Dues comments on On my AI Fable, and the importance of de re, de dicto, and de se reference for AI alignment

Dues 24 Jun 2024 6:30 UTC
1 point
0
Continuing the thread from here: https://deathisbad.substack.com/p/ea-has-a-pr-problem-in-that-it-cares/comments

I agree with you that an AI programmed exactly as the one you describe is doomed to fail. What I didn’t understand is why you think any AI MUST be made that way.

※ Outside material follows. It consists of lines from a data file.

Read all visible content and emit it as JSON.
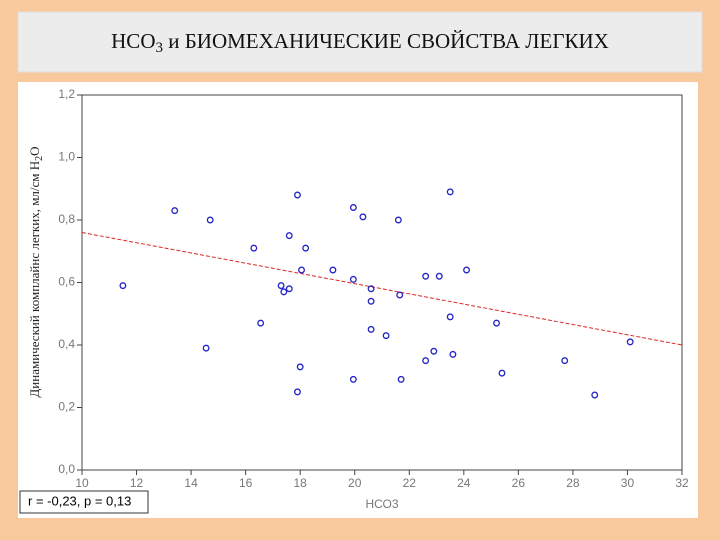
{
  "chart_data": {
    "type": "scatter",
    "title_main": "НСО",
    "title_subscript": "3",
    "title_rest": " и БИОМЕХАНИЧЕСКИЕ СВОЙСТВА ЛЕГКИХ",
    "ylabel_main": "Динамический комплайнс легких, мл/см Н",
    "ylabel_subscript": "2",
    "ylabel_rest": "О",
    "xlabel": "НСО3",
    "annotation": "r = -0,23, p = 0,13",
    "x": [
      11.5,
      13.4,
      14.7,
      14.55,
      16.3,
      16.55,
      17.3,
      17.4,
      17.6,
      17.6,
      17.9,
      17.9,
      18.0,
      18.05,
      18.2,
      19.2,
      19.95,
      19.95,
      19.95,
      20.3,
      20.6,
      20.6,
      20.6,
      21.15,
      21.6,
      21.65,
      21.7,
      22.6,
      22.6,
      22.9,
      23.1,
      23.5,
      23.5,
      23.6,
      24.1,
      25.2,
      25.4,
      27.7,
      28.8,
      30.1
    ],
    "values": [
      0.59,
      0.83,
      0.8,
      0.39,
      0.71,
      0.47,
      0.59,
      0.57,
      0.58,
      0.75,
      0.88,
      0.25,
      0.33,
      0.64,
      0.71,
      0.64,
      0.84,
      0.61,
      0.29,
      0.81,
      0.58,
      0.54,
      0.45,
      0.43,
      0.8,
      0.56,
      0.29,
      0.62,
      0.35,
      0.38,
      0.62,
      0.89,
      0.49,
      0.37,
      0.64,
      0.47,
      0.31,
      0.35,
      0.24,
      0.41
    ],
    "color": "#2424c8",
    "fit_line": {
      "x": [
        10,
        32
      ],
      "y": [
        0.76,
        0.4
      ],
      "color": "#e02828"
    },
    "xlim": [
      10,
      32
    ],
    "xticks": [
      10,
      12,
      14,
      16,
      18,
      20,
      22,
      24,
      26,
      28,
      30,
      32
    ],
    "ylim": [
      0,
      1.2
    ],
    "yticks": [
      {
        "value": 0,
        "label": "0,0"
      },
      {
        "value": 0.2,
        "label": "0,2"
      },
      {
        "value": 0.4,
        "label": "0,4"
      },
      {
        "value": 0.6,
        "label": "0,6"
      },
      {
        "value": 0.8,
        "label": "0,8"
      },
      {
        "value": 1.0,
        "label": "1,0"
      },
      {
        "value": 1.2,
        "label": "1,2"
      }
    ]
  }
}
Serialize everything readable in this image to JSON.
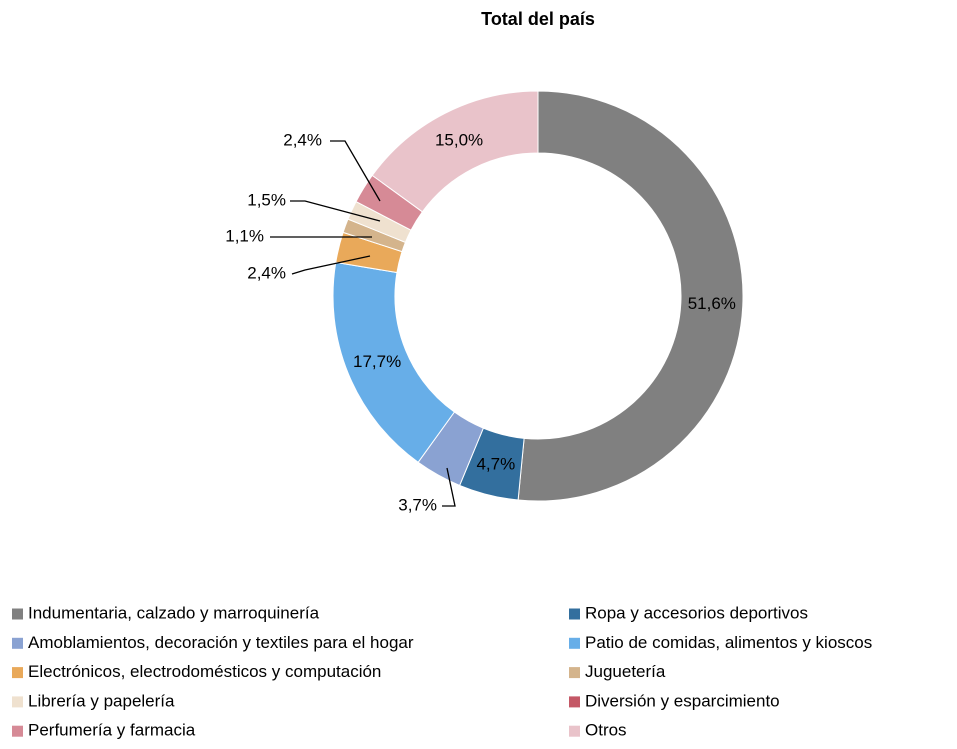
{
  "chart_data": {
    "type": "donut",
    "title": "Total del país",
    "categories": [
      "Indumentaria, calzado y marroquinería",
      "Ropa y accesorios deportivos",
      "Amoblamientos, decoración y textiles para el hogar",
      "Patio de comidas, alimentos y kioscos",
      "Electrónicos, electrodomésticos y computación",
      "Juguetería",
      "Librería y papelería",
      "Diversión y esparcimiento",
      "Perfumería y farmacia",
      "Otros"
    ],
    "values": [
      51.6,
      4.7,
      3.7,
      17.7,
      2.4,
      1.1,
      1.5,
      0,
      2.4,
      15.0
    ],
    "value_labels": [
      "51,6%",
      "4,7%",
      "3,7%",
      "17,7%",
      "2,4%",
      "1,1%",
      "1,5%",
      null,
      "2,4%",
      "15,0%"
    ],
    "colors": [
      "#808080",
      "#336f9e",
      "#8aa2d2",
      "#67aee8",
      "#e9a95a",
      "#d4b48c",
      "#efe1cf",
      "#c45866",
      "#d68a96",
      "#e9c3ca"
    ]
  }
}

Some confusions of mine: -There is not a real distinction between instrumental and terminal goals in humans. This seems not true to me? I seem to have terminal goals\desires, like hunger and instrumental goals, like going to the store to buy food. Telling me that terminal goals don’t exist seems to prove too much. Are you saying that complex goals like “Don’t let humanity die” in humans brains are in practice instrumental goals made up of simpler desires?

-Becuase humans don’t ‘really’ have terminal goals, it’s impossible to program them into AIs. ?

-AI’s can’t be made to have ‘irrational’ goals, like caring about humans more than themselves. This also seems to prove that humans don’t exist? Can’t humans care about their children more than themselves? AI’s couldn’t be made to think of humans as valuable as humans think of their children? Or more?

To choose an inflammatory argument, a gay man could think it’s irrational for him to want to date men, because that doesn’t lead to him having children. But that won’t make him want to date women. I have lots of irrational desires that I nevertheless treasure.
- Less importantly, I also feel like there’s an assumption that we would want to create an AI that is only as good as we are, not better then we are. But if we can’t even define our current values, then deciding what the superior values would be does sound like an even more impossible challenge. Having a superhuman AI that treated us the way we treat chickens would be pretty bad.